Arrestation de l’imam mohamad ishaq kindo : tout ce qu’on sait

L’arrestation de l’imam Mohamad Ishaq Kindo : une affaire qui secoue le Burkina Faso

Mohamad Ishaq Kindo

L’arrestation de l’imam sunnite Mohamad Ishaq Kindo, figure religieuse influente du Burkina Faso, a créé un séisme dans le pays. Interpellé mardi 26 mai à Ouagadougou, il a été emmené par des forces de sécurité dans des conditions encore floues. Cette interpellation survient deux jours après ses critiques virulentes contre le projet de loi sur les libertés religieuses, adopté le 19 mars dernier.

Une arrestation controversée aux méthodes musclées

Selon des témoignages recueillis sur place, l’imam Kindo a été arrêté vers 14h, la veille de l’Aïd al-Kébir, par un dispositif sécuritaire composé de policiers et militaires encagoulés. Les fidèles présents ont tenté de s’opposer à cette opération, déclenchant une altercation au cours de laquelle plusieurs personnes ont été blessées.

« L’arrestation a été violente. Les forces de l’ordre ont utilisé une force excessive face aux fidèles qui tentaient de protéger leur guide spirituel », confie un proche de l’imam.
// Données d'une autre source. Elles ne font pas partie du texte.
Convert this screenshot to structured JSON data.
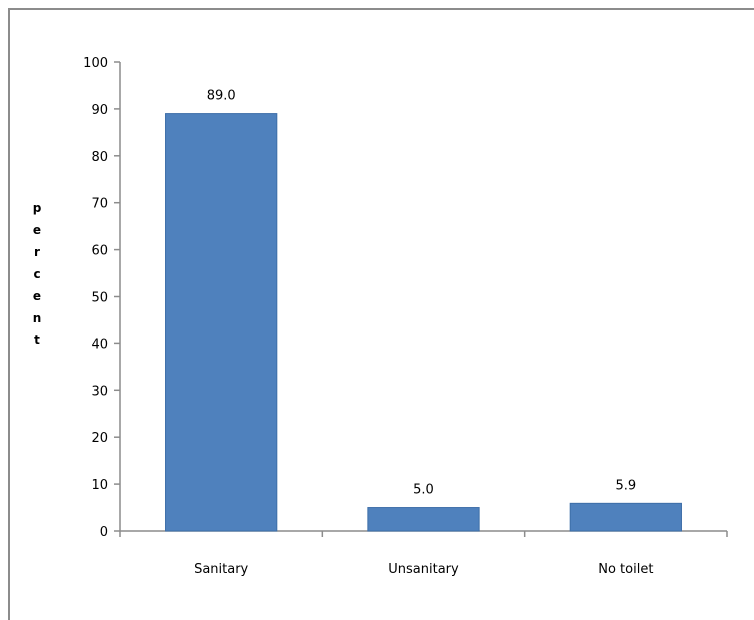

La Fédération des associations islamiques du Burkina (FAIB) a immédiatement réagi en dénonçant une interpellation « aux motivations non communiquées » et en engageant des démarches auprès des autorités pour obtenir des éclaircissements.

Des critiques religieuses qui dérangent

Dans une vidéo largement diffusée sur les réseaux sociaux deux jours avant son arrestation, l’imam Kindo s’était insurgé contre le projet de loi encadrant les libertés religieuses. Il avait mis en garde : « Que chacun se méfie de vouloir interdire les prières dans les lieux publics. Ni les chefs ni les hommes forts n’ont le pouvoir de Dieu. »

Le projet de loi, adopté en mars, vise à réguler les pratiques religieuses pour limiter les dérives comme le radicalisme ou les discours de haine en ligne. Il interdit notamment la construction de lieux de culte dans les services publics, sauf dans certains établissements spécifiques comme les hôpitaux ou les prisons. Les autorités insistent sur le fait que cette mesure n’empêche pas les prières dans l’espace public, à condition de respecter les croyances d’autrui.

Réactions et tensions au sein de la communauté musulmane

Quelques heures après l’interpellation, des centaines de fidèles ont manifesté à Ouagadougou pour exiger la libération de l’imam Kindo. Les forces de l’ordre ont dispersé la foule à l’aide de gaz lacrymogènes, selon des témoins. La FAIB a appelé au calme et à la retenue, tout en exigeant des explications sur les raisons de cette arrestation.

Le président du Faso, Ibrahim Traoré, a évoqué la situation après avoir célébré la Tabaski. Soutenant les forces de sécurité dans leur lutte contre le djihadisme, il a prévenu : « Quiconque s’oppose à la stabilité du pays en décourageant les combattants ou en semant le trouble devra assumer l’entière responsabilité de ses actes. » Aucune communication officielle n’a cependant été faite concernant l’imam Kindo.

Contexte politique et sécurité nationale

Depuis le coup d’État de 2022, le Burkina Faso est dirigé par une junte militaire dirigée par Ibrahim Traoré. Le pays fait face à une insurrection jihadiste persistante depuis plus d’une décennie, justifiant selon les autorités des mesures sécuritaires strictes. Plusieurs voix critiques du régime ont disparu ces derniers mois, une situation que les observateurs relient à cette politique de fermeté.

Le Burkina Faso, État laïc, garantit théoriquement l’égalité entre toutes les confessions. Pourtant, ce projet de loi sur les libertés religieuses cristallise les tensions entre les autorités et les leaders religieux, notamment ceux qui dénoncent une restriction de leurs droits au nom de la lutte contre le radicalisme.